IcingaDB - Is production ready for a large scale Icinga2 cluster?

Hello,

Has anyone implemented IcingaDB based installation for a relatively large scale Icinga2 cluster in production? If yes, did you come across any issues, gotcha , surprises etc? Please share if you did.

I’ve been thinking setting up a cluster in a traditional way ( 3 tier ) without Icinga2 agent and director. IcingaDB and Redis hosts will exist as inactive standalone hosts. Later on if I decide to go with IcingaDB, I would like them wired on to existing setup. Is it possible and has anyone done it?

Does IcingaDB support 2 clusters at 2 different sites? I mean 2x masters at one site and 2x masters at the second one for providing HA in case of a site issue/disaster?

Please advise,
Thanks

Thanks for your interest in Icinga DB and considering to switch.

I have seen some setups one consider calling large running Icinga DB next to IDO or instead of it. As Icinga DB v1.0 was released over two years ago, lots of trivial bugs were seen and (mostly) addressed. It has reached some maturity.

Compared to the IDO, using Icinga DB might consume more memory in total, but back pressure will not result in a spike of memory consumption in Icinga 2 itself.

The Redis is primary used as a message bus between Icinga 2 and Icinga DB. So when expecting lots of events (history entries, state changes, and the like), having these three components close to each other is advisable to minimize additional delays, e.g., from the network.

However, there is no reason not to deploy it on another host. Note, when using Icinga DB in an HA setup, each Icinga 2 master needs their own Icinga DB with their own Redis in between. These two Icinga DB instances will then work with the same relational database. Icinga DB’s HA logic also works by using the common SQL database. More in the docs, https://icinga.com/docs/icinga-db/latest/doc/05-Distributed-Setups/.

Within Icinga DB’s relational database, there is the environment ID to distinguish between different setups. I am a bit unsure if I have understood your motivation correctly, but this may help.

Please feel free to give Icinga DB a try, maybe first on an isolated testing host as you already considered.

Thank you Alvar for your opinion and insights.

Just wanted to add to the above quote of mine - The masters at each site will share the same group of satellites. So in the event of a site issue, a DNS change for the masters and bringing them in the cluster. It should work yeah?

Without details, I cannot answer this question honestly. However, if this setup works with the IDO, it should also work with Icinga DB.

I added some info in the way we shape icinga installs for large environments in this post.

I’m currently working on a setup with 50,000+ hosts and for the most part it is OK.

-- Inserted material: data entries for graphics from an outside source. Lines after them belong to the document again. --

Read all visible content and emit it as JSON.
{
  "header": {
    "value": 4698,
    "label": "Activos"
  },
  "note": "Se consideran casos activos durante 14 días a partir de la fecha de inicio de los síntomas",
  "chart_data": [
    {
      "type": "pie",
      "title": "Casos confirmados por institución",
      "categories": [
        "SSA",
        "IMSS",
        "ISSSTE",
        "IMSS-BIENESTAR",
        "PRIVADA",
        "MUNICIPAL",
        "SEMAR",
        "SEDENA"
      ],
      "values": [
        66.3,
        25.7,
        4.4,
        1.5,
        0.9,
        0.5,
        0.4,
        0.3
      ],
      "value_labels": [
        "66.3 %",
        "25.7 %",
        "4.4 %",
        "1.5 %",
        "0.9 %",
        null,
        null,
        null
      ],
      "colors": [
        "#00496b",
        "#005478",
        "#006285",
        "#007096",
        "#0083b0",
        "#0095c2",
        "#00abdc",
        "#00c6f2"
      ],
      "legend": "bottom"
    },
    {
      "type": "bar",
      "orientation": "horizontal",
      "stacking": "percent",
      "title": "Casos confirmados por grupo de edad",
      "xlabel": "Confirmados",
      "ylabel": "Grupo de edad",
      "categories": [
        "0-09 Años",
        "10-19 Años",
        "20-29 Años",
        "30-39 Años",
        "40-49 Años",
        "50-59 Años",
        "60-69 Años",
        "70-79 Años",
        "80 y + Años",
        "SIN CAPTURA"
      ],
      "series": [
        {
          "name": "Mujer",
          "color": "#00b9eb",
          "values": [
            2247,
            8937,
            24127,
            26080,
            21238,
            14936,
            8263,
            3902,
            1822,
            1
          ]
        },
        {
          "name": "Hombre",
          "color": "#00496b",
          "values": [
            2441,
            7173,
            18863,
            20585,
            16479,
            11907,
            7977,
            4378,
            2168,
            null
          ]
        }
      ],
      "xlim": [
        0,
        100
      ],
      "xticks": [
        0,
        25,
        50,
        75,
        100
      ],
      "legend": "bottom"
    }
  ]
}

Some of the size problems we notice is IcingaDBWeb can get a bit out of wack as it gets some data from redis and other data direct from the db which results in some parts of the screen disagreeing with each other particularly after deployment.
We are also seeing 40-60 seconds for deployment to run as all the config load, this is partially because the config has some stuff it really shouldn’t have but config size is a thing. This slowness to deploy also affect restart.

1 Like

Thank you @matthew.smith for sharing your experience.

I do have my own doubts about IcingaDB performance, stability. I’m gonna test it in QA and sticking with IDO for Production for now. Once IcingaDB reaches the maturity and stability I will probably wire it on at some point. I find IcingaDB documentation as poorly written, confusing as well.